Secondly, for the longest time I was updating the screen whenever I had new data to display. In retrospect, this was ridiculous. How do I know if I’m updating more often than the screen is being refreshed? How do I know how long it will be until this update is actually blitten* to the screen?
A much less naive approach is to make screen updates on the ENTER_FRAME event. This is dispatched right before Flash Player refreshes the display, so it ensures that whatever you do here will be instantly reflected on-screen. As long as this is the only place you’re doing screen updates, you know that you are doing exactly one update per screen refresh, which is ideal provided you’ve calibrated your refresh rate to match how often you receive updates.
The Profiler is your friend.
After all the above tricks have been exhausted, if you still need a performance boost, there’s always code-level optimization. Things like unrolling loops and minimizing allocation using the “new” keyword will add up eventually. A good way to find out which areas will benefit most from such refactoring is to use the profiler that comes with Flex Builder.

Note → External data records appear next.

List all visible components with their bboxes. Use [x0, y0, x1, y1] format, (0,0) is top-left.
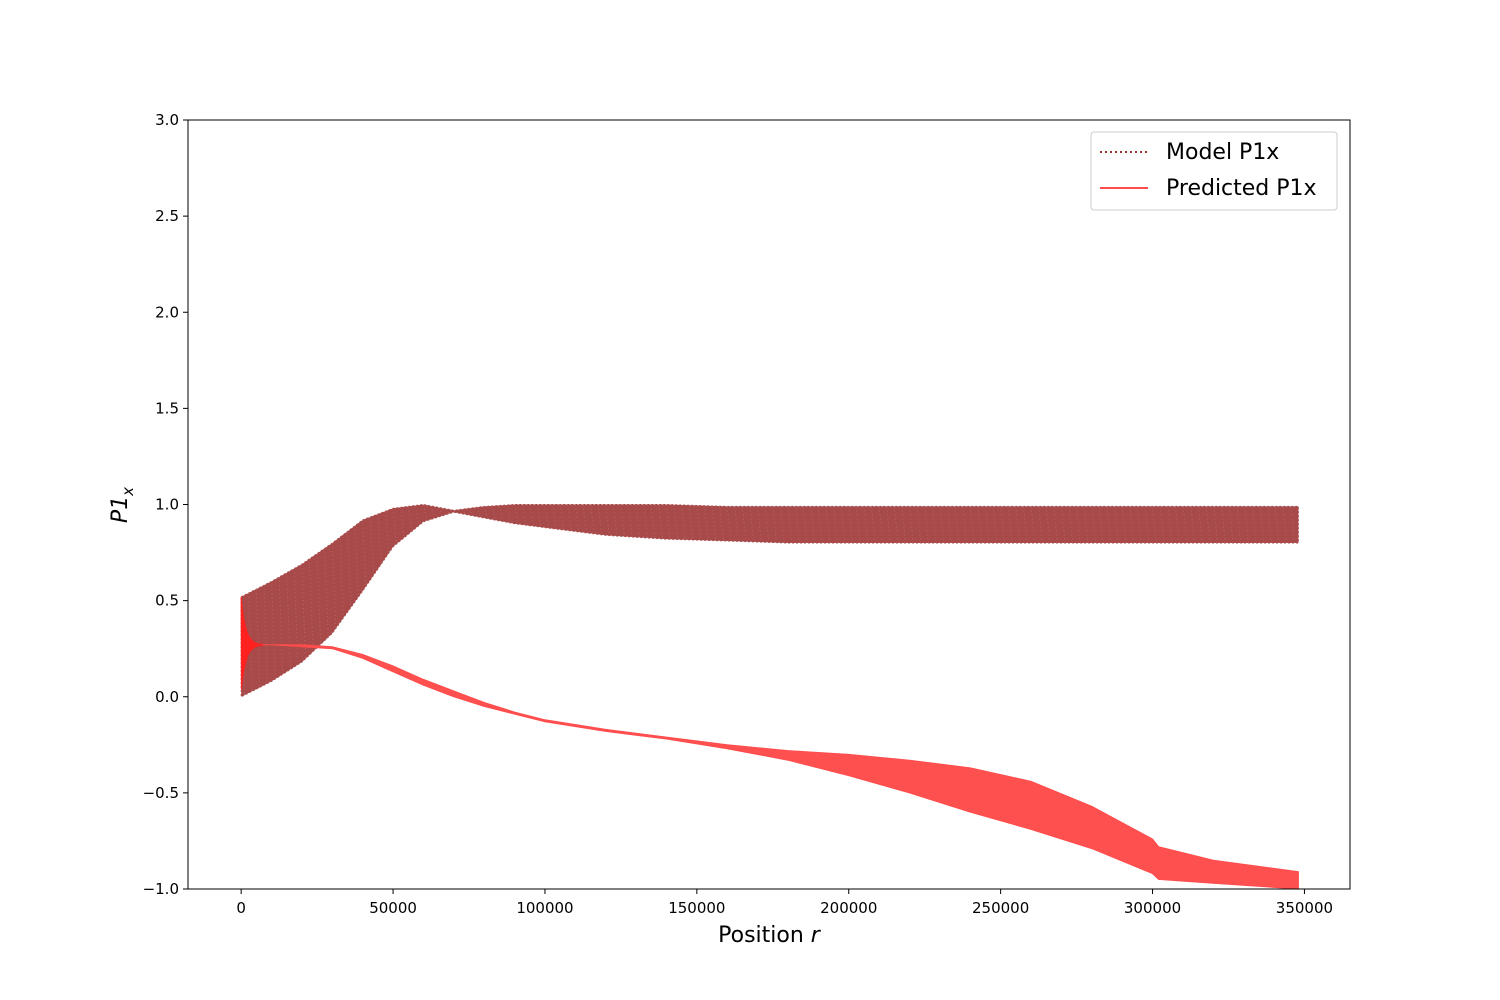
model-p1x-oscillation [567, 504, 572, 531]
model-p1x-oscillation [628, 504, 633, 537]
model-p1x-oscillation [438, 507, 443, 518]
model-p1x-oscillation [590, 504, 595, 534]
y-tick-label: −0.5 [143, 784, 179, 802]
model-p1x-oscillation [650, 504, 656, 539]
series-layer [240, 503, 1299, 889]
x-axis-ticks: 0 50000 100000 150000 200000 250000 300000 3500… [236, 889, 1333, 917]
model-p1x-oscillation [658, 504, 663, 539]
predicted-p1x-band [241, 644, 1299, 889]
model-p1x-oscillation [704, 505, 709, 541]
model-p1x-oscillation [514, 504, 519, 524]
model-p1x-oscillation [719, 506, 724, 541]
model-p1x-oscillation [278, 577, 284, 677]
model-p1x-oscillation [635, 504, 641, 538]
y-axis-ticks: −1.0 −0.5 0.0 0.5 1.0 1.5 2.0 2.5 3.0 [143, 111, 188, 898]
model-p1x-oscillation [688, 505, 694, 540]
model-p1x-oscillation [681, 504, 686, 540]
legend-label-predicted: Predicted P1x [1166, 176, 1317, 201]
x-tick-label: 150000 [668, 899, 725, 917]
model-p1x-oscillation [575, 504, 580, 532]
y-tick-label: 3.0 [155, 111, 179, 129]
model-p1x-oscillation [476, 507, 481, 517]
y-tick-label: 2.5 [155, 207, 179, 225]
model-p1x-oscillation [271, 581, 276, 682]
x-tick-label: 50000 [369, 899, 417, 917]
legend-box [1090, 131, 1338, 211]
model-p1x-oscillation [407, 506, 413, 535]
model-p1x-oscillation [461, 509, 466, 514]
model-p1x-oscillation [354, 525, 360, 602]
y-tick-label: 0.0 [155, 688, 179, 706]
model-p1x-oscillation [559, 504, 565, 530]
model-p1x-oscillation [324, 548, 329, 641]
model-p1x-band [240, 503, 1299, 698]
model-p1x-oscillation [552, 504, 557, 529]
y-tick-label: −1.0 [143, 880, 179, 898]
model-p1x-oscillation [347, 531, 352, 613]
x-tick-label: 100000 [516, 899, 573, 917]
plot-area [187, 119, 1351, 890]
predicted-p1x-transient [240, 596, 263, 690]
model-p1x-oscillation [301, 564, 306, 663]
model-p1x-oscillation [711, 505, 716, 541]
legend: Model P1x Predicted P1x [1090, 131, 1338, 211]
y-tick-label: 2.0 [155, 303, 179, 321]
model-p1x-oscillation [248, 592, 253, 693]
model-p1x-oscillation [666, 504, 671, 540]
x-tick-label: 350000 [1276, 899, 1333, 917]
model-p1x-oscillation [423, 504, 428, 522]
y-tick-label: 1.5 [155, 399, 179, 417]
series-predicted-p1x [241, 644, 1299, 889]
model-p1x-oscillation [369, 516, 375, 580]
model-p1x-oscillation [286, 572, 291, 672]
x-axis-label: Position r [718, 923, 822, 948]
x-tick-label: 0 [236, 899, 246, 917]
model-p1x-oscillation [400, 507, 405, 541]
model-p1x-oscillation [582, 504, 587, 533]
x-tick-label: 300000 [1124, 899, 1181, 917]
model-p1x-oscillation [256, 589, 261, 690]
y-tick-label: 0.5 [155, 592, 179, 610]
y-tick-label: 1.0 [155, 496, 179, 514]
predicted-p1x-transient-line [240, 596, 263, 690]
series-model-p1x [240, 503, 1299, 698]
x-tick-label: 200000 [820, 899, 877, 917]
model-p1x-oscillation [309, 558, 314, 655]
model-p1x-oscillation [392, 508, 398, 547]
model-p1x-oscillation [696, 505, 701, 541]
legend-label-model: Model P1x [1166, 140, 1279, 165]
model-p1x-oscillation [643, 504, 648, 538]
model-p1x-oscillation [726, 506, 732, 542]
model-p1x-oscillation [673, 504, 679, 540]
y-axis-label: P1x [108, 487, 137, 523]
model-p1x-oscillation [294, 568, 299, 667]
model-p1x-oscillation [453, 510, 458, 513]
x-tick-label: 250000 [972, 899, 1029, 917]
model-p1x-oscillation [506, 504, 511, 523]
model-p1x-oscillation [263, 585, 268, 686]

The profiler will allow you to view object allocation stacks and method performance. The former is a great way to find memory leaks and the latter is fantastic for finding out which methods are the slowest and thus most qualified for optimization. If you have any curiosity at all about this sort of thing (and you should!) I heartily encourage you to open up the profiler and fiddle around with it a bit; it takes a bit of ramp-up but once you have it figured out it’s a totally indispensable tool.
Hopefully this will be helpful to someone out there. Flex and BlazeDS are both very well documented by Adobe, but these were the handful of cases where I had to go well out of my way to find workable solutions.